Ainsi, dans le cas des manuels on peut référencer, outre Metha & Ouellet (1995), Redclift & Woodgate (The International handbook of environmental sociology, [1997] 2000) ainsi que Dunlap et Michelson (Handbook of environmental sociology, 2001), et peut-être M. Bell (An invitation to environmental sociology, [1998] 2004). Dans le cas du lien ‘ouvert’ entre sociologie et environnement, en plus de Lash et al. (1996) on peut citer Redclift & Benton (Social theory and the global environment, [1994] 1997), Irwin (Sociology and the

environment, 2001), ou Dunlap et al. (Social theory and the environment, 2002). Cette liste

permet de montrer que la sociologie de l’environnement est non seulement un domaine sociologique spécifique, avec ses réseaux et ses manuels, et dans le même temps elle est aussi une réflexion plus générale sur la place de l’environnement dans les sociétés contemporaines, réflexion qui ne veut pas se contraindre, se limiter à un domaine sociologique académique. Ce sont donc deux forces contradictoires qui structurent la sociologie de l’environnement : la première organise et limite le domaine en l’inscrivant dans des associations de chercheur et

dans des manuels, la seconde ouvre les perspectives de ce domaine, préférant même nier une sociologie de l’environnement stricte, i.e. limitée aux seuls réseaux de chercheurs et manuels, pour discuter des liens entre environnement et société dans un cadre plus général.

Parler de forces paradoxales ou contradictoires peut toutefois prêter à confusion. Du point de vue de l’épistémologie proposée par Lakatos, on peut dire qu’il s’agit de forces complémentaires. Les réseaux et manuels produiraient ce que Lakatos appelle le noyau paradigmatique, les recherchent ouvertes chevaucheraient l’heuristique productive, et un ensemble de travaux, dont celui d’Hannigan si l’on garde l’exemple de Burningham, assurerait le rôle de ceinture protectrice (cf. Lakatos, 1984, 1994).

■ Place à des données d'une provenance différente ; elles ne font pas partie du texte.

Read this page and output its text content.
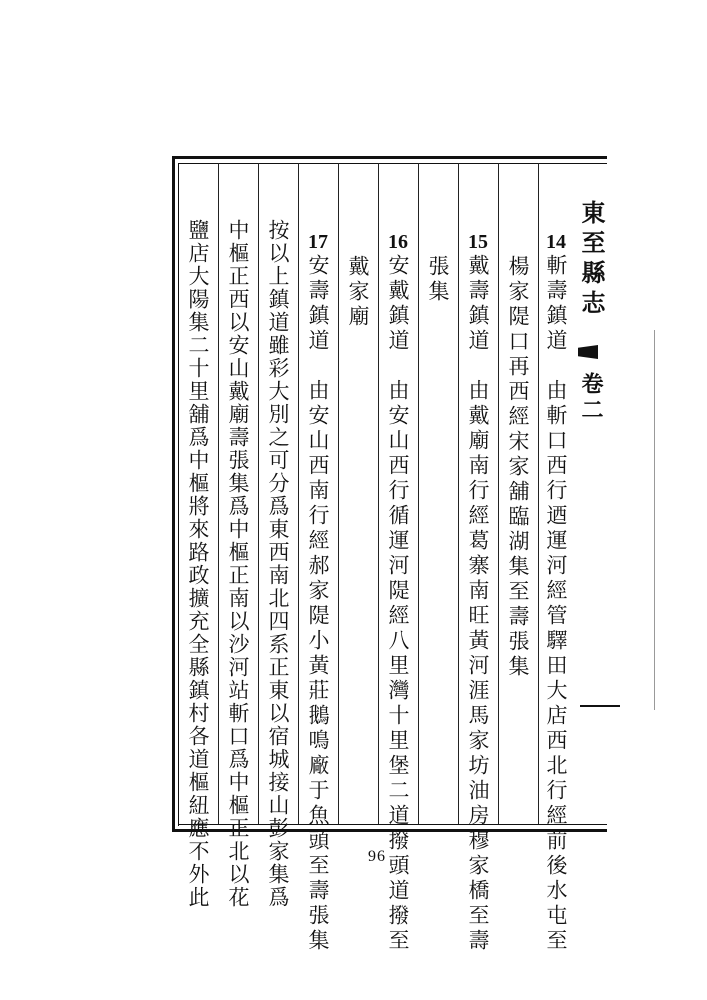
東至縣志
卷二
14斬壽鎮道　由斬口西行迺運河經管驛田大店西北行經前後水屯至
楊家隄口再西經宋家舖臨湖集至壽張集
15戴壽鎮道　由戴廟南行經葛寨南旺黃河涯馬家坊油房穆家橋至壽
張集
16安戴鎮道　由安山西行循運河隄經八里灣十里堡二道撥頭道撥至
戴家廟
17安壽鎮道　由安山西南行經郝家隄小黃莊鵝鳴廠于魚頭至壽張集
按以上鎮道雖彩大別之可分爲東西南北四系正東以宿城接山彭家集爲
中樞正西以安山戴廟壽張集爲中樞正南以沙河站斬口爲中樞正北以花
鹽店大陽集二十里舖爲中樞將來路政擴充全縣鎮村各道樞紐應不外此	96
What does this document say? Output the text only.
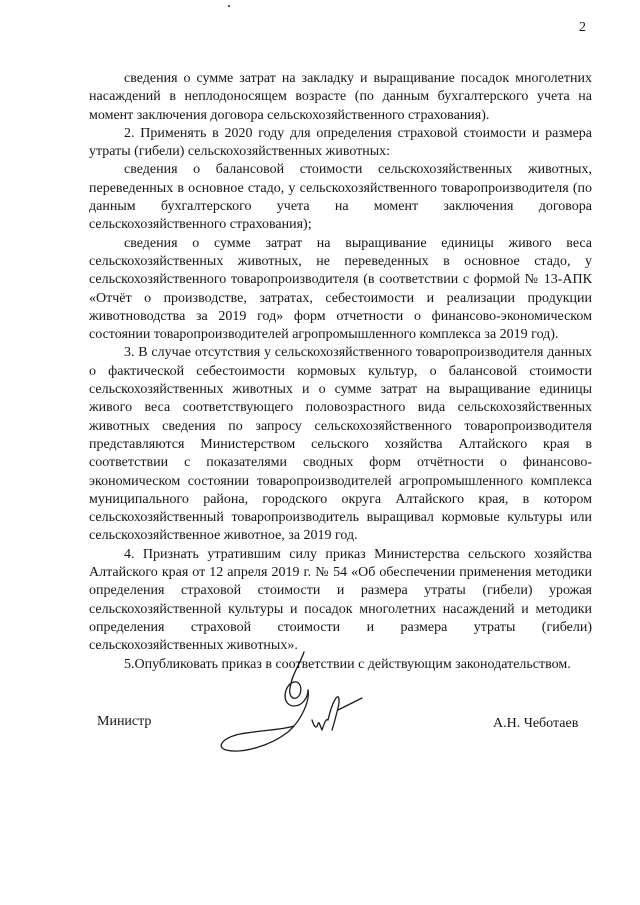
2

сведения о сумме затрат на закладку и выращивание посадок многолетних насаждений в неплодоносящем возрасте (по данным бухгалтерского учета на момент заключения договора сельскохозяйственного страхования).

2. Применять в 2020 году для определения страховой стоимости и размера утраты (гибели) сельскохозяйственных животных:

сведения о балансовой стоимости сельскохозяйственных животных, переведенных в основное стадо, у сельскохозяйственного товаропроизводителя (по данным бухгалтерского учета на момент заключения договора сельскохозяйственного страхования);

сведения о сумме затрат на выращивание единицы живого веса сельскохозяйственных животных, не переведенных в основное стадо, у сельскохозяйственного товаропроизводителя (в соответствии с формой № 13-АПК «Отчёт о производстве, затратах, себестоимости и реализации продукции животноводства за 2019 год» форм отчетности о финансово-экономическом состоянии товаропроизводителей агропромышленного комплекса за 2019 год).

3. В случае отсутствия у сельскохозяйственного товаропроизводителя данных о фактической себестоимости кормовых культур, о балансовой стоимости сельскохозяйственных животных и о сумме затрат на выращивание единицы живого веса соответствующего половозрастного вида сельскохозяйственных животных сведения по запросу сельскохозяйственного товаропроизводителя представляются Министерством сельского хозяйства Алтайского края в соответствии с показателями сводных форм отчётности о финансово-экономическом состоянии товаропроизводителей агропромышленного комплекса муниципального района, городского округа Алтайского края, в котором сельскохозяйственный товаропроизводитель выращивал кормовые культуры или сельскохозяйственное животное, за 2019 год.

4. Признать утратившим силу приказ Министерства сельского хозяйства Алтайского края от 12 апреля 2019 г. № 54 «Об обеспечении применения методики определения страховой стоимости и размера утраты (гибели) урожая сельскохозяйственной культуры и посадок многолетних насаждений и методики определения страховой стоимости и размера утраты (гибели) сельскохозяйственных животных».

5.Опубликовать приказ в соответствии с действующим законодательством.

Министр	А.Н. Чеботаев
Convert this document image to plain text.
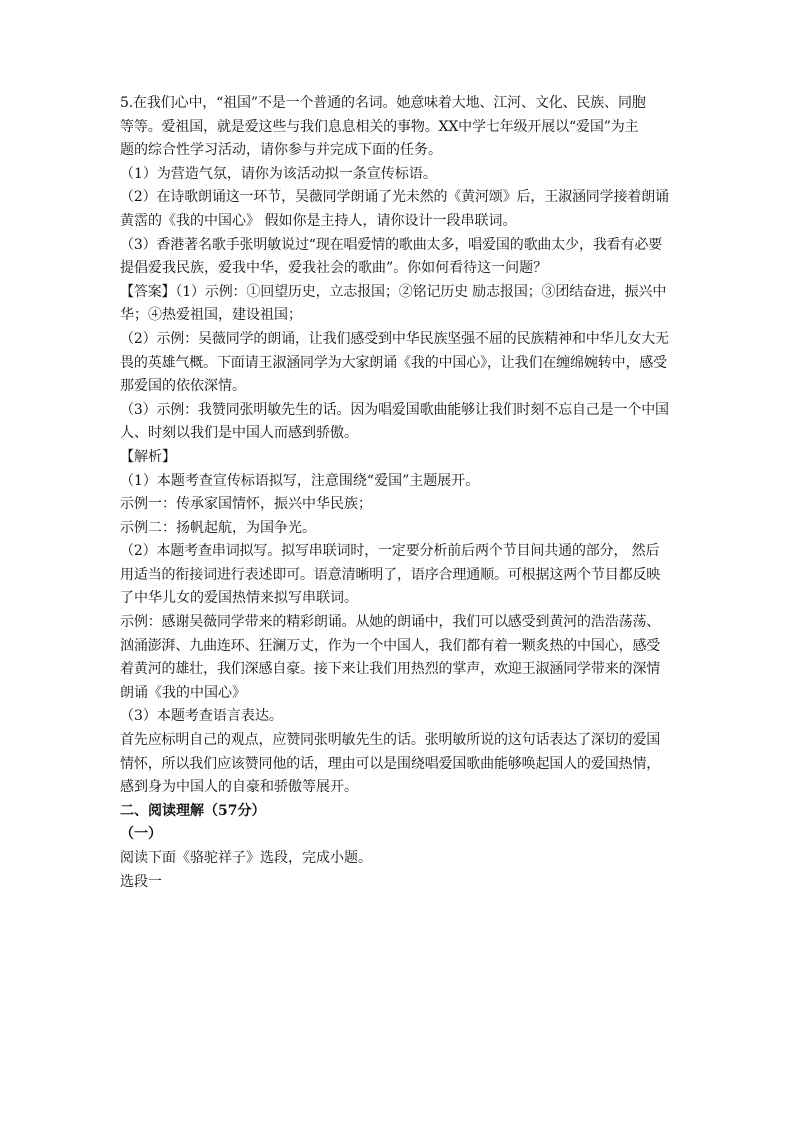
5.在我们心中，“祖国”不是一个普通的名词。她意味着大地、江河、文化、民族、同胞
等等。爱祖国，就是爱这些与我们息息相关的事物。XX中学七年级开展以“爱国”为主
题的综合性学习活动，请你参与并完成下面的任务。
（1）为营造气氛，请你为该活动拟一条宣传标语。
（2）在诗歌朗诵这一环节，吴薇同学朗诵了光未然的《黄河颂》后，王淑涵同学接着朗诵
黄霑的《我的中国心》 假如你是主持人，请你设计一段串联词。
（3）香港著名歌手张明敏说过“现在唱爱情的歌曲太多，唱爱国的歌曲太少，我看有必要
提倡爱我民族，爱我中华，爱我社会的歌曲”。你如何看待这一问题？
【答案】（1）示例：①回望历史，立志报国；②铭记历史 励志报国；③团结奋进，振兴中
华；④热爱祖国，建设祖国；
（2）示例：吴薇同学的朗诵，让我们感受到中华民族坚强不屈的民族精神和中华儿女大无
畏的英雄气概。下面请王淑涵同学为大家朗诵《我的中国心》，让我们在缠绵婉转中，感受
那爱国的依依深情。
（3）示例：我赞同张明敏先生的话。因为唱爱国歌曲能够让我们时刻不忘自己是一个中国
人、时刻以我们是中国人而感到骄傲。
【解析】
（1）本题考查宣传标语拟写，注意围绕“爱国”主题展开。
示例一：传承家国情怀，振兴中华民族；
示例二：扬帆起航，为国争光。
（2）本题考查串词拟写。拟写串联词时，一定要分析前后两个节目间共通的部分， 然后
用适当的衔接词进行表述即可。语意清晰明了，语序合理通顺。可根据这两个节目都反映
了中华儿女的爱国热情来拟写串联词。
示例：感谢吴薇同学带来的精彩朗诵。从她的朗诵中，我们可以感受到黄河的浩浩荡荡、
汹涌澎湃、九曲连环、狂澜万丈，作为一个中国人，我们都有着一颗炙热的中国心，感受
着黄河的雄壮，我们深感自豪。接下来让我们用热烈的掌声，欢迎王淑涵同学带来的深情
朗诵《我的中国心》
（3）本题考查语言表达。
首先应标明自己的观点，应赞同张明敏先生的话。张明敏所说的这句话表达了深切的爱国
情怀，所以我们应该赞同他的话，理由可以是围绕唱爱国歌曲能够唤起国人的爱国热情，
感到身为中国人的自豪和骄傲等展开。
二、阅读理解（57分）
（一）
阅读下面《骆驼祥子》选段，完成小题。
选段一
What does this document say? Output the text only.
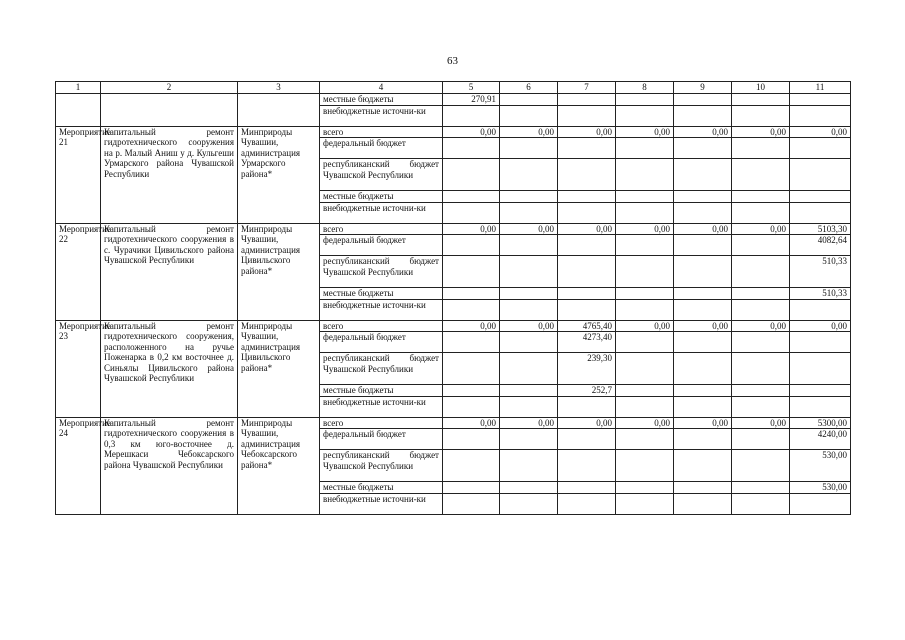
63
1	2	3	4	5	6	7	8	9	10	11
			местные бюджеты	270,91						
			внебюджетные источни-ки							
Мероприятие 21	Капитальный ремонт гидротехнического сооружения на р. Малый Аниш у д. Кульгеши Урмарского района Чувашской Республики	Минприроды Чувашии, администрация Урмарского района*	всего	0,00	0,00	0,00	0,00	0,00	0,00	0,00
			федеральный бюджет							
			республиканский бюджет Чувашской Республики							
			местные бюджеты							
			внебюджетные источни-ки							
Мероприятие 22	Капитальный ремонт гидротехнического сооружения в с. Чурачики Цивильского района Чувашской Республики	Минприроды Чувашии, администрация Цивильского района*	всего	0,00	0,00	0,00	0,00	0,00	0,00	5103,30
			федеральный бюджет							4082,64
			республиканский бюджет Чувашской Республики							510,33
			местные бюджеты							510,33
			внебюджетные источни-ки							
Мероприятие 23	Капитальный ремонт гидротехнического сооружения, расположенного на ручье Поженарка в 0,2 км восточнее д. Синьялы Цивильского района Чувашской Республики	Минприроды Чувашии, администрация Цивильского района*	всего	0,00	0,00	4765,40	0,00	0,00	0,00	0,00
			федеральный бюджет			4273,40				
			республиканский бюджет Чувашской Республики			239,30				
			местные бюджеты			252,7				
			внебюджетные источни-ки							
Мероприятие 24	Капитальный ремонт гидротехнического сооружения в 0,3 км юго-восточнее д. Мерешкаси Чебоксарского района Чувашской Республики	Минприроды Чувашии, администрация Чебоксарского района*	всего	0,00	0,00	0,00	0,00	0,00	0,00	5300,00
			федеральный бюджет							4240,00
			республиканский бюджет Чувашской Республики							530,00
			местные бюджеты							530,00
			внебюджетные источни-ки							
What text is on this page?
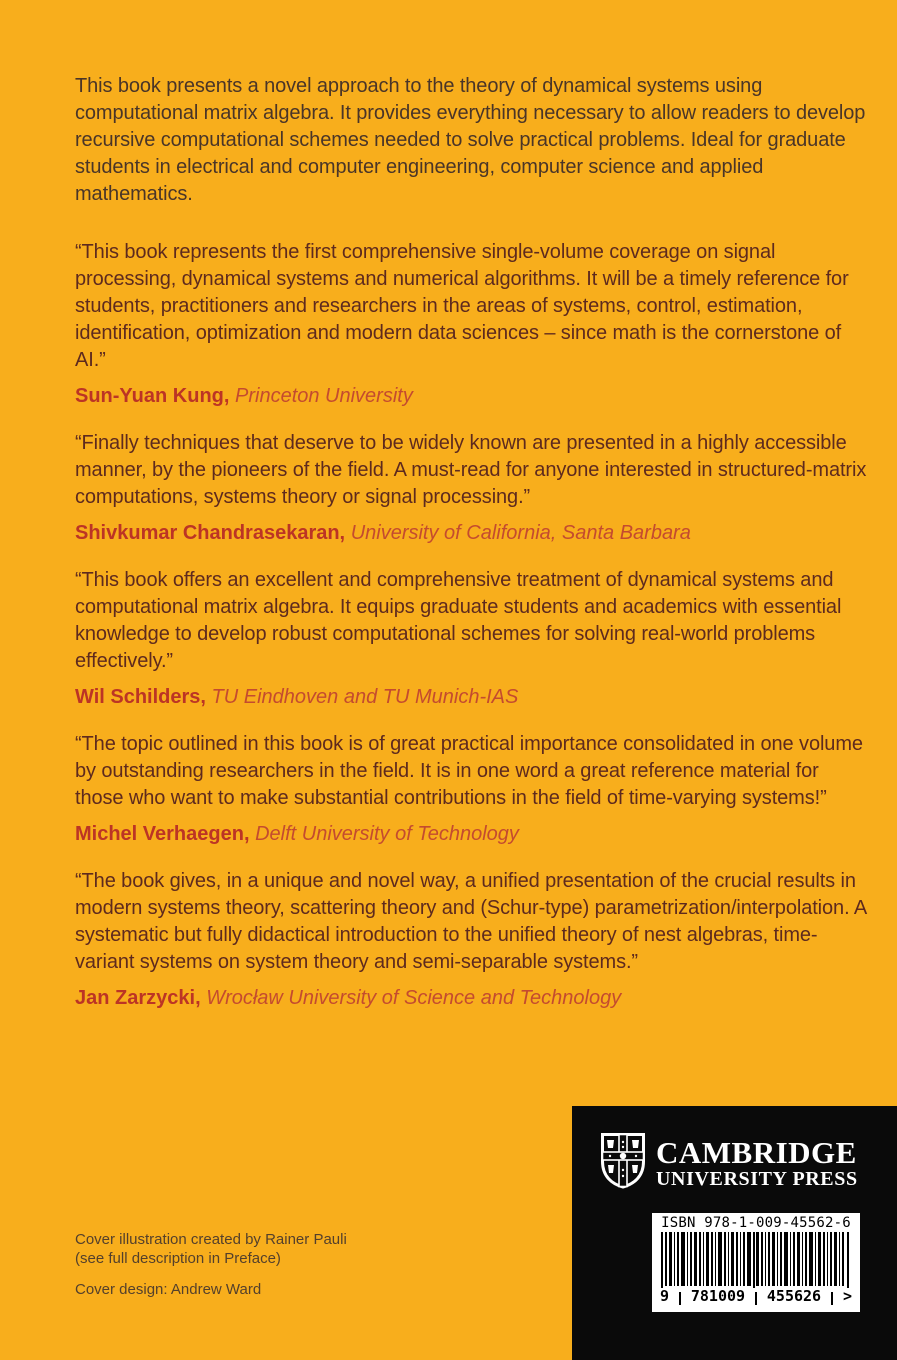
This book presents a novel approach to the theory of dynamical systems using computational matrix algebra. It provides everything necessary to allow readers to develop recursive computational schemes needed to solve practical problems. Ideal for graduate students in electrical and computer engineering, computer science and applied mathematics.

“This book represents the first comprehensive single-volume coverage on signal processing, dynamical systems and numerical algorithms. It will be a timely reference for students, practitioners and researchers in the areas of systems, control, estimation, identification, optimization and modern data sciences – since math is the cornerstone of AI.”

Sun-Yuan Kung, Princeton University

“Finally techniques that deserve to be widely known are presented in a highly accessible manner, by the pioneers of the field. A must-read for anyone interested in structured-matrix computations, systems theory or signal processing.”

Shivkumar Chandrasekaran, University of California, Santa Barbara

“This book offers an excellent and comprehensive treatment of dynamical systems and computational matrix algebra. It equips graduate students and academics with essential knowledge to develop robust computational schemes for solving real-world problems effectively.”

Wil Schilders, TU Eindhoven and TU Munich-IAS

“The topic outlined in this book is of great practical importance consolidated in one volume by outstanding researchers in the field. It is in one word a great reference material for those who want to make substantial contributions in the field of time-varying systems!”

Michel Verhaegen, Delft University of Technology

“The book gives, in a unique and novel way, a unified presentation of the crucial results in modern systems theory, scattering theory and (Schur-type) parametrization/interpolation. A systematic but fully didactical introduction to the unified theory of nest algebras, time-variant systems on system theory and semi-separable systems.”

Jan Zarzycki, Wrocław University of Science and Technology
Cover illustration created by Rainer Pauli
(see full description in Preface)
Cover design: Andrew Ward
CAMBRIDGE
UNIVERSITY PRESS
ISBN 978-1-009-45562-6
9 781009 455626 >
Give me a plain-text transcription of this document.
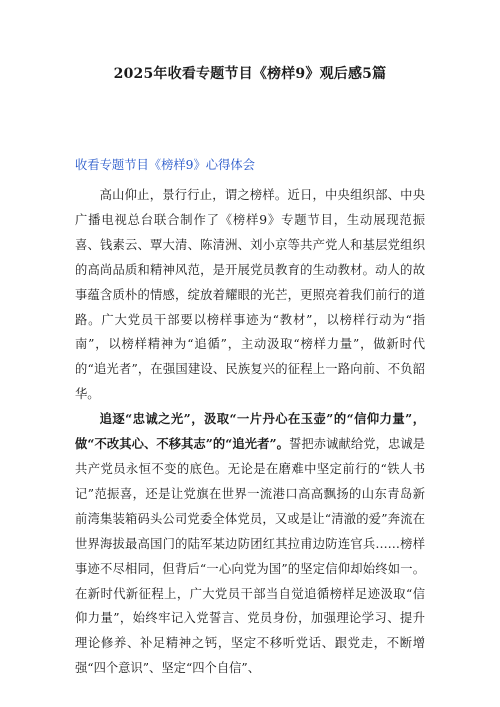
2025年收看专题节目《榜样9》观后感5篇
收看专题节目《榜样9》心得体会

高山仰止，景行行止，谓之榜样。近日，中央组织部、中央广播电视总台联合制作了《榜样9》专题节目，生动展现范振喜、钱素云、覃大清、陈清洲、刘小京等共产党人和基层党组织的高尚品质和精神风范，是开展党员教育的生动教材。动人的故事蕴含质朴的情感，绽放着耀眼的光芒，更照亮着我们前行的道路。广大党员干部要以榜样事迹为“教材”，以榜样行动为“指南”，以榜样精神为“追循”，主动汲取“榜样力量”，做新时代的“追光者”，在强国建设、民族复兴的征程上一路向前、不负韶华。

追逐“忠诚之光”，汲取“一片丹心在玉壶”的“信仰力量”，做“不改其心、不移其志”的“追光者”。誓把赤诚献给党，忠诚是共产党员永恒不变的底色。无论是在磨难中坚定前行的“铁人书记”范振喜，还是让党旗在世界一流港口高高飘扬的山东青岛新前湾集装箱码头公司党委全体党员，又或是让“清澈的爱”奔流在世界海拔最高国门的陆军某边防团红其拉甫边防连官兵……榜样事迹不尽相同，但背后“一心向党为国”的坚定信仰却始终如一。在新时代新征程上，广大党员干部当自觉追循榜样足迹汲取“信仰力量”，始终牢记入党誓言、党员身份，加强理论学习、提升理论修养、补足精神之钙，坚定不移听党话、跟党走，不断增强“四个意识”、坚定“四个自信”、
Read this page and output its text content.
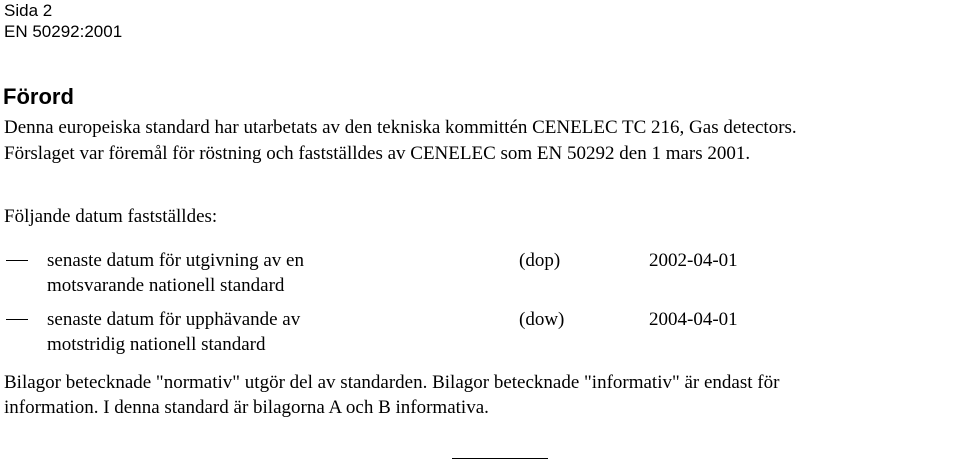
Sida 2

EN 50292:2001

Förord

Denna europeiska standard har utarbetats av den tekniska kommittén CENELEC TC 216, Gas detectors.

Förslaget var föremål för röstning och fastställdes av CENELEC som EN 50292 den 1 mars 2001.

Följande datum fastställdes:

senaste datum för utgivning av en

motsvarande nationell standard

(dop)	2002-04-01

senaste datum för upphävande av

motstridig nationell standard

(dow)	2004-04-01

Bilagor betecknade "normativ" utgör del av standarden. Bilagor betecknade "informativ" är endast för

information. I denna standard är bilagorna A och B informativa.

Pour terminer sur les publications, il faut remarquer avec Dunlap ([1997] 2002 : 28) que la plupart des ouvrages parus en anglais ne sont plus le seul fait des sociologues étasuniens. Les canadiens (Murphy, 1994, 1997 ; Metha & Ouellet, 1995, Hannigan, 1995, 2006), mais également les européens comme les anglais Yearley (1991, 1996, 2005) et Dickens (1992), ou Spaargaren et Mol (Spaargaren, Mol & Buttel, 2000) ont contribué et contribuent au développement du champ. Bien qu’élaborée aux Etats-Unis, la sociologie de l’environnement s’est depuis largement ouverte à d’autres régions du monde. Un récent colloque sponsorisé par le RC 24 de l’ISA s’est d’ailleurs déroulé en Chine (cf. Hong, 2007c).